0:00

In this video, we discuss data reduction and

unsupervised learning, which are two essential concepts in cluster analysis.

A dataset is essentially a table where the variables, which are also called

features or attributes, are in the columns and the observations are in the rows.

This means that all the data values are in the body of the table.

The process of reducing the number of variables is known, as dimensionality

reduction, while grouping observations is a form of data reduction.

Isolating the key variables in a dataset is important in order to build robust,

predictive models.

It turns out that often,

there is some degree of redundancy among the variables in a dataset.

And this is why it is possible to reduce the number of dimensions without losing

critical information.

Redundancy occurs when different attributes respond in similar ways to

some common underlying factor.

For instance, let's assume the human resource department of a company

creates an instrument to measure job satisfaction.

Employees are asked to rate seven statements using a scale from

one to seven, where one means that they strongly disagree with the statement and

seven means that they strongly agree.

Let's also assume that the statements in this survey are.

My supervisor treats me with consideration.

My supervisor consults me concerning important decisions that affect my work.

My supervisor gives me recognition when I do a good a job.

My supervisor gives me the support I need to do my job well.

My pay is fair.

My pay is appropriate, given the amount of responsibility that comes with my job.

My pay is comparable to the pay earned by other employees

whose job are similar to mine.

Let's suppose that the HR department wants to use the responses as seven separate

variables to predict intention to quit.

The problem with conducting this study the way it is set up is

a redundancy in the predictive variables.

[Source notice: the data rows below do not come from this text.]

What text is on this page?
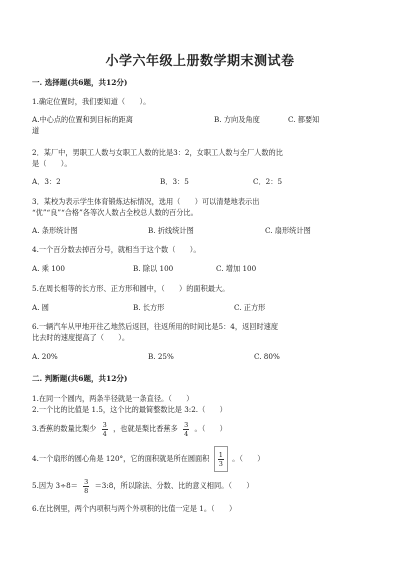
小学六年级上册数学期末测试卷
一. 选择题(共6题，共12分)
1.确定位置时，我们要知道（　　）。
A.中心点的位置和到目标的距离
道
B. 方向及角度	C. 都要知
2．某厂中，男职工人数与女职工人数的比是3：2，女职工人数与全厂人数的比
是（　　）。
A．3：2	B．3：5	C．2：5
3．某校为表示学生体育锻炼达标情况，选用（　　）可以清楚地表示出
“优”“良”“合格”各等次人数占全校总人数的百分比。
A. 条形统计图	B. 折线统计图	C. 扇形统计图
4.一个百分数去掉百分号，就相当于这个数（　　）。
A. 乘 100	B. 除以 100	C. 增加 100
5.在周长相等的长方形、正方形和圆中，（　　）的面积最大。
A. 圆	B. 长方形	C. 正方形
6.一辆汽车从甲地开往乙地然后返回，往返所用的时间比是5：4，返回时速度
比去时的速度提高了（　　）。
A. 20%	B. 25%	C. 80%
二. 判断题(共6题，共12分)
1.在同一个圆内，两条半径就是一条直径。（　　）
2.一个比的比值是 1.5，这个比的最简整数比是 3:2.（　　）
3.香蕉的数量比梨少 $\frac{3}{4}$ ，也就是梨比香蕉多 $\frac{3}{4}$ 。（　　）
4.一个扇形的圆心角是 120°，它的面积就是所在圆面积 $\frac{1}{3}$ 。（　　）
5.因为 $3\div 8= \frac{3}{8}$ ＝3:8，所以除法、分数、比的意义相同。（　　）
6.在比例里，两个内项积与两个外项积的比值一定是 1。（　　）
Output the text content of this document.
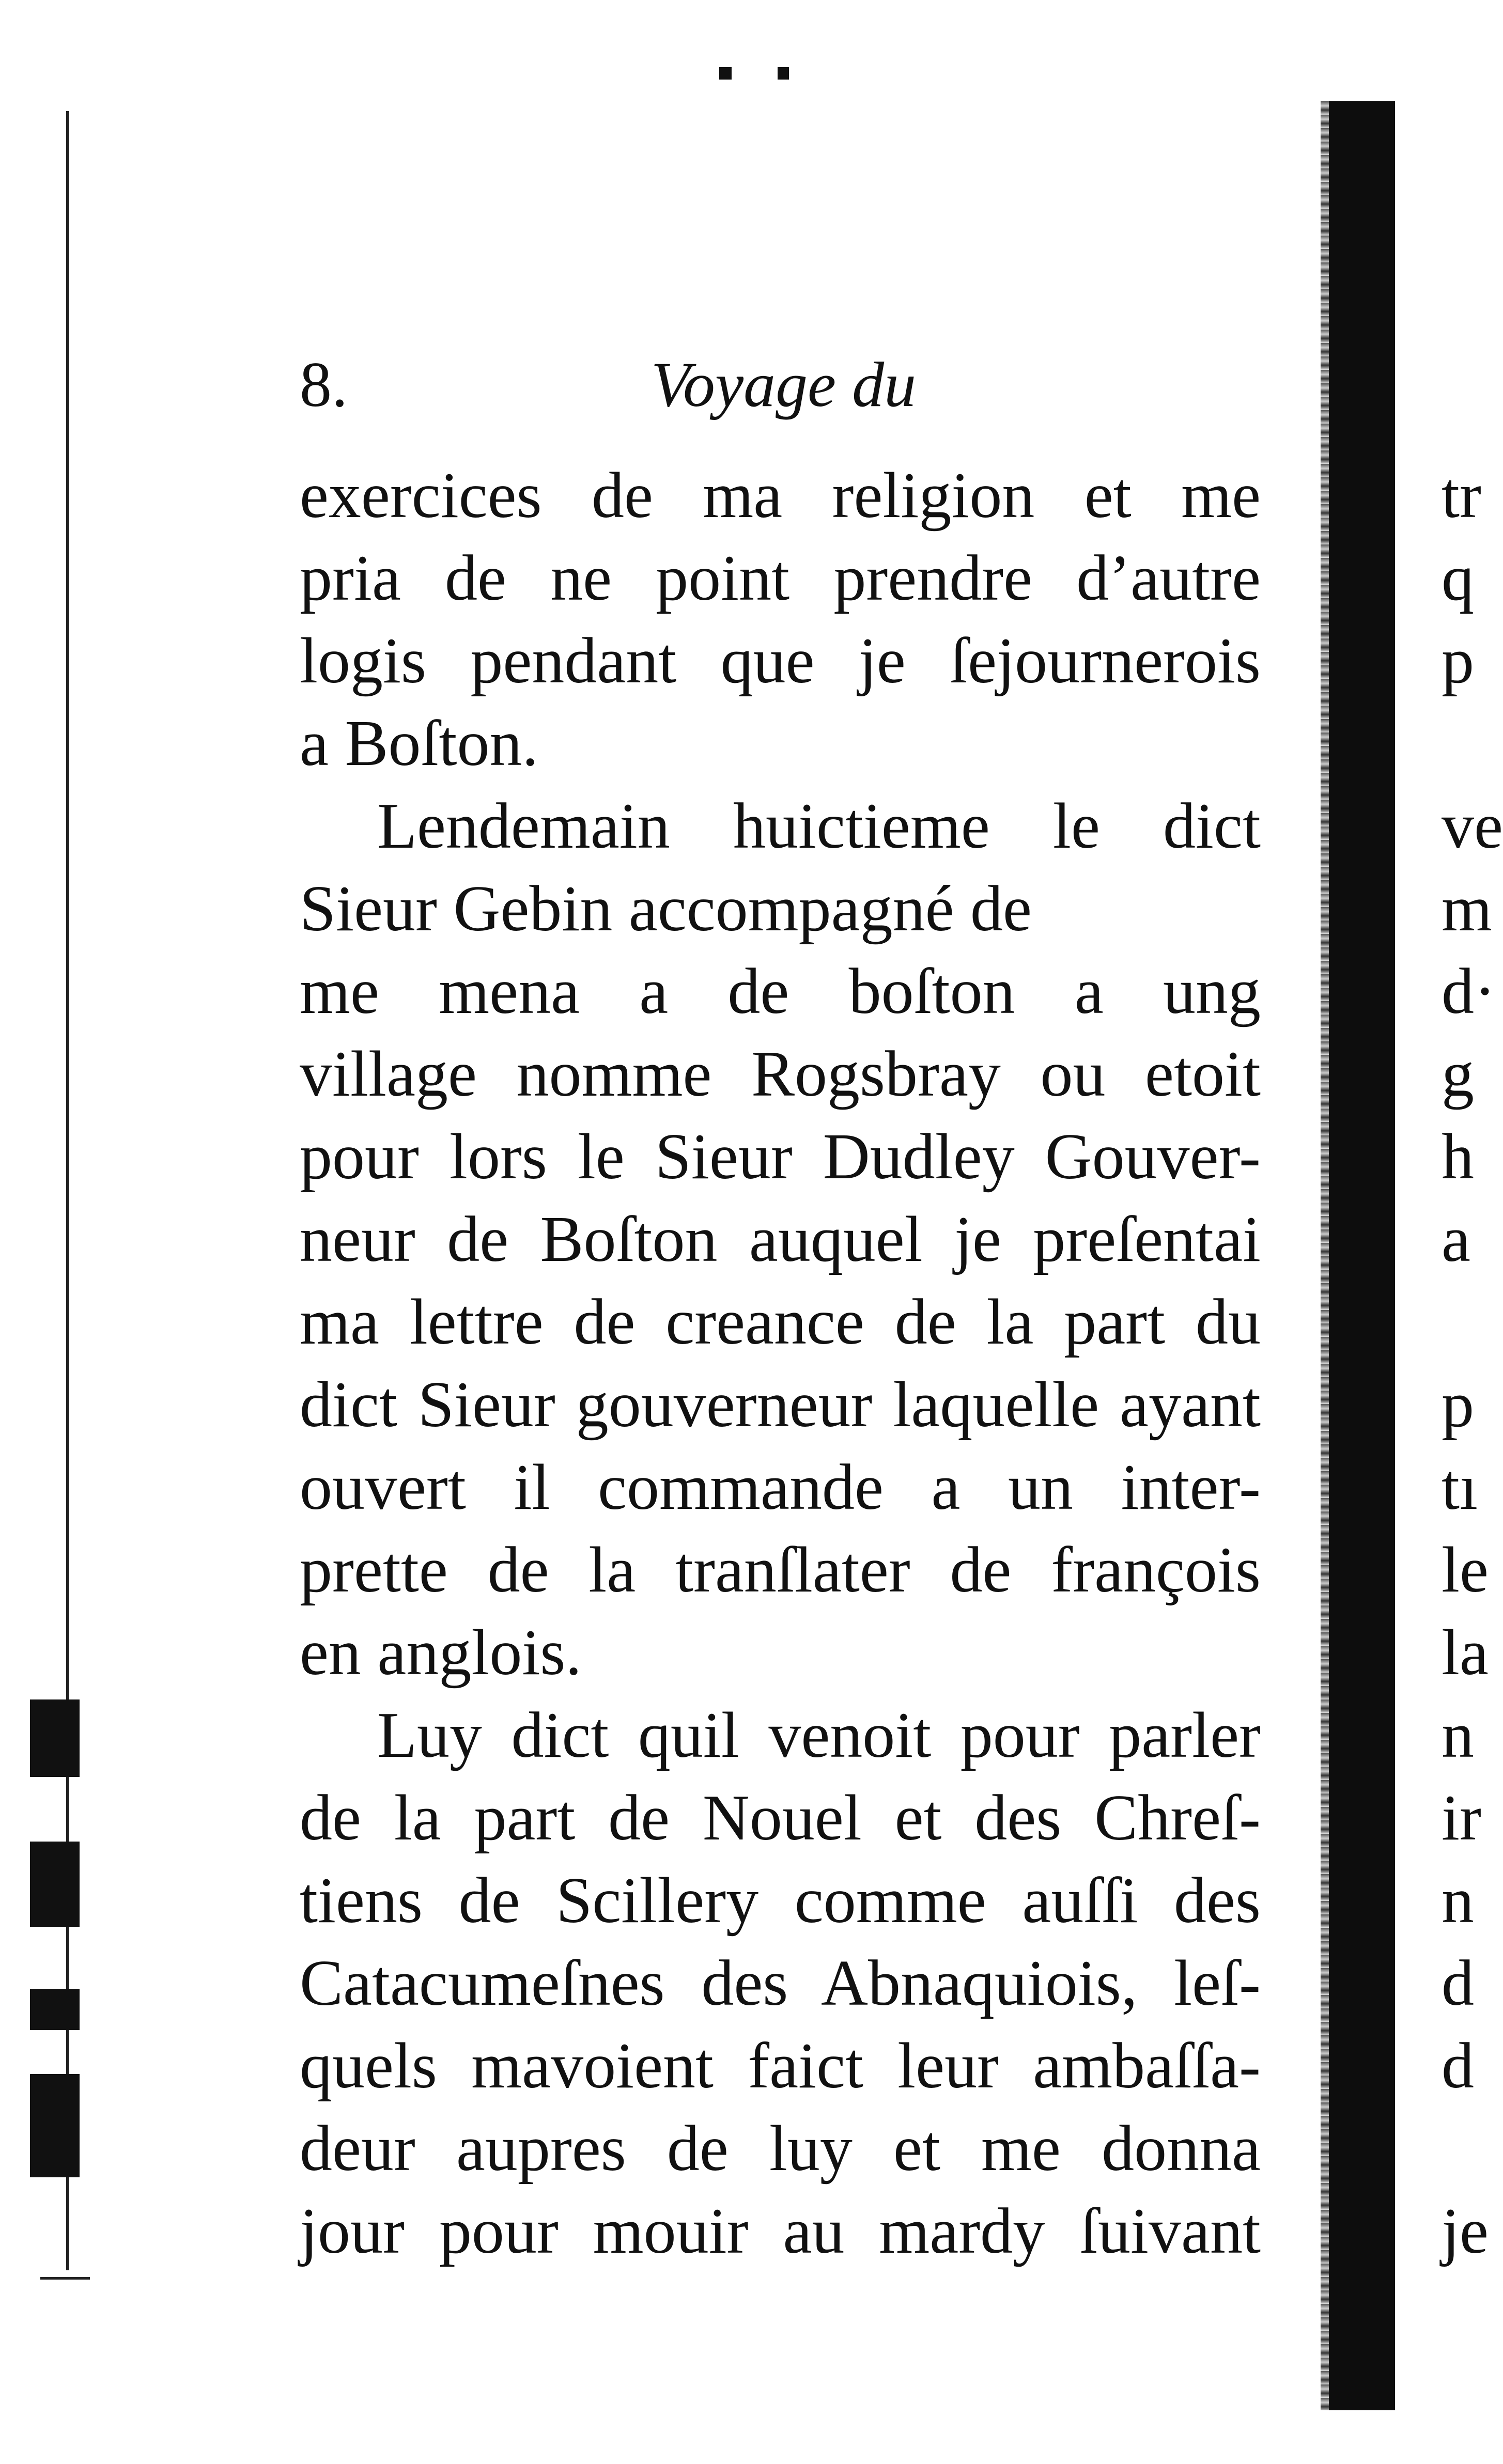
8.	Voyage du
exercices de ma religion et me
pria de ne point prendre d’autre
logis pendant que je ſejournerois
a Boſton.
Lendemain huictieme le dict
Sieur Gebin accompagné de
me mena a de boſton a ung
village nomme Rogsbray ou etoit
pour lors le Sieur Dudley Gouver-
neur de Boſton auquel je preſentai
ma lettre de creance de la part du
dict Sieur gouverneur laquelle ayant
ouvert il commande a un inter-
prette de la tranſlater de françois
en anglois.
Luy dict quil venoit pour parler
de la part de Nouel et des Chreſ-
tiens de Scillery comme auſſi des
Catacumeſnes des Abnaquiois, leſ-
quels mavoient faict leur ambaſſa-
deur aupres de luy et me donna
jour pour mouir au mardy ſuivant
tr
q
p
ve
m
d·
g
h
a
p
tı
le
la
n
ir
n
d
d
je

The seven items in the questionnaire are not really measuring seven different

constructs.

More likely, items one to four are measuring a single construct that could

be reasonably be labeled satisfaction with supervision.

While items five to seven are measuring a different construct that could be

label satisfaction with pay.

2:27

These constructs could be identified with a technique called

principal component analysis or PCA for short.

This technique creates new variables as linear

combinations of the original variables.

These new variables are called principal components.

In our job satisfaction example,

a principal component analysis would identify two components.

PCA would transform the original seven values into two scores,

one for each component.

We don't show how these scores were calculated.

But for example, in this case, the employee with ID 102274

seems to be more satisfied with supervision than with pay.

Cluster analysis, on the other hand, is a data reduction technique

in the sense that it can take a large number of observations and

reduce them into a small number of identifiable groups.

Each of these groups can be interpreted more easily and

is represented by a centroid.

The scatter plot shows four clusters for the scores in the job satisfaction survey.

The stars represent the centroid of each cluster and

can be used to characterize all the observations in the group.

For instance, the gray cluster consists of employees with low job satisfaction and

is represented by average scores close to two.

Cluster analysis can achieve very significant data reductions

by transforming thousands or

even hundreds of thousands of observations into interpretable groups.

4:30

The critical feature of this historical data is

that classification of the observations is known and

it is used to learn how to classify future observations.

Because this piece of information is available,

the process is known as supervised learning.

For instance, this table shows ten answers to the job satisfaction survey and

it also indicates whether or not the employee quit.

The two employees that quit had low ratings for the salary questions five,

six and seven and some mixed ratings for the supervisor questions one through four.

A prediction model built on this data will fall in the category of

supervised learning, because the outcome that

the model is trying to predict is known in historical data.

In unsupervised learning, the observations in the historical data are not labeled.

That is, we don't know if an observation belongs to one group or another.

This means that we don't know how many different groups there are in

a population from which the dataset originated.

Discovering the number of groups is therefore,

one of the main outcomes of the analysis.

For example, in a previous video,

we described how the market intelligence firm, Information Resources Incorporated,

conducted a cluster analysis of survey data to establish that the market of

natural and organic products consisted of seven distinct segments,

a number that was not known prior to the completion of the analysis.

Cluster analysis can also be applied to historical data that is labeled

with the purpose of finding new labels.

For example, in one study,

cluster analysis was used to categorize mutual funds based on

their financial characteristics instead of their investment objectives.

The historical data for

the study consisted of 904 different funds that fund managers had

classified into seven categories according to the investment objectives.

That is the fund managers assigned a label to each fund and

decided there were seven possible labels.

However, a cluster analysis on financial variables related to the funds

concluded that there were only three distinct fund categories.

The reduction in the number of categories has significant benefits to

investors seeking to diversify their portfolios.

The study determined that the consolidated categories

were more informative about performance and

risk than the original seven categories created by the fund managers.

In terms of data to use, the analyst initially considered 28 financial

variables that were related to risk and return.

However, after applying principal component analysis, they found that 16 out

of the 28 variables were able to explain 98% of the variation in the dataset.

Therefore, they only use 16 variables per cluster which as we all ready mentioned,

resulted in three fund categories.

This example shows that dimensionality reduction and

data reduction compliment each other.

As a matter fact, it is a common practice to apply dimensionality

reduction techniques such as PCA before clustering.